Databases Reference
In-Depth Information
How Hadoop Works
A client program accesses unstructured and semi-structured data from sources
including log files, social media feeds, and internal data stores. It breaks the data up
into parts, which are then loaded into a file system made up of multiple nodes running
on commodity hardware. The default file store in Hadoop is the Hadoop Distributed
File System, or HDFS. File systems such as HDFS are adept at storing large volumes of
unstructured and semi-structured data, as they do not require data to be organized into
relational rows and columns.
Each part is replicated multiple times and loaded into the file system so that if a node
fails, another node has a copy of the data contained on the failed node. A Name Node
acts as facilitator, communicating back to the client information such as which nodes are
available, where in the cluster certain data resides, and which nodes have failed.

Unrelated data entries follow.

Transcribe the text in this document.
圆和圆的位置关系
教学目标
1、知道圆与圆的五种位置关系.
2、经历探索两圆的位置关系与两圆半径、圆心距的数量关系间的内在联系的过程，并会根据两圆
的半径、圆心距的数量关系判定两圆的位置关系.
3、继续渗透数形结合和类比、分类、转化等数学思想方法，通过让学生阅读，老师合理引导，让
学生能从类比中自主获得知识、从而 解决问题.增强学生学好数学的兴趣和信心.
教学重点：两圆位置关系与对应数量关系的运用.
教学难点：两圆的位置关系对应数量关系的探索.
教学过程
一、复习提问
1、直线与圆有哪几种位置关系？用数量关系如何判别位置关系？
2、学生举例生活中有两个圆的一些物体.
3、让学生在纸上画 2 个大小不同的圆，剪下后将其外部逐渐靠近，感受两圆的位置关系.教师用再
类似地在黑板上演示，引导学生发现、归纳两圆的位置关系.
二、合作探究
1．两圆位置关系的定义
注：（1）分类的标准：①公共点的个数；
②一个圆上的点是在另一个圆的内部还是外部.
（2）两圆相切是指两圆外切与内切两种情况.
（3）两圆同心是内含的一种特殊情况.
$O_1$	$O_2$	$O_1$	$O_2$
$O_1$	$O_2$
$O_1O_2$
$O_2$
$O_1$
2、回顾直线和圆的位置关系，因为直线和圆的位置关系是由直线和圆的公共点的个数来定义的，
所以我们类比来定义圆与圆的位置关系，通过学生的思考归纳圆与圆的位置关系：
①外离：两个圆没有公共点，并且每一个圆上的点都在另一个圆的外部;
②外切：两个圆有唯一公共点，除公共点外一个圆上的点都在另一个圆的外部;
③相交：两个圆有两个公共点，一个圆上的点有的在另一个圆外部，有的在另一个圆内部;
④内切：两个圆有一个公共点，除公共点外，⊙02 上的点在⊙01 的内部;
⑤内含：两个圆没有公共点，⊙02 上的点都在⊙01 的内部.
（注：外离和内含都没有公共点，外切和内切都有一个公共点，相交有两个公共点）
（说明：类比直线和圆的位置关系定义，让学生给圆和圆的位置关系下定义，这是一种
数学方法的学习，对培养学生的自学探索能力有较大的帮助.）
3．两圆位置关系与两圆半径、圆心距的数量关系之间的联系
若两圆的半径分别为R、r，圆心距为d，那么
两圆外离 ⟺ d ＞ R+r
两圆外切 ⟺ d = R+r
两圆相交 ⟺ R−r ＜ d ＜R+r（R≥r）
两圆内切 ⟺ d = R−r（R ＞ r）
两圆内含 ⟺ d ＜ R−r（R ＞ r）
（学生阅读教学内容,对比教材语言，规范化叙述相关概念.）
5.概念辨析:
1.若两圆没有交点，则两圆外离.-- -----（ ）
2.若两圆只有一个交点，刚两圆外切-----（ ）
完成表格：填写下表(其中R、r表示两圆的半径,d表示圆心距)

Once the data is loaded into the cluster, it is ready to be analyzed via the map-reduce
framework. The client program submits a map job, usually a query written in Java, to one
of the nodes in the cluster known as the Job Tracker. The Job Tracker refers to the Name
Node to determine which data it needs to access to complete the job and where in the
cluster that data is located. Once determined, the Job Tracker submits the query to the
relevant nodes.
The design philosophy is based on the concept that rather than bringing all
the data back into a central location for processing, processing occurs at each node
simultaneously, or in parallel. This is an essential characteristic of Hadoop.
Note
When each node has finished the processing task, it stores the results. The client
program then initiates a reduce job through the Job Tracker in which results of the map
phase stored locally on individual nodes are aggregated to determine the answer to
the original query, then loaded on to another node in the cluster. The client accesses
these results, which can then be loaded into one of number of analytic environments for
analysis. The map-reduce job has now been completed (Figure 5-6 ).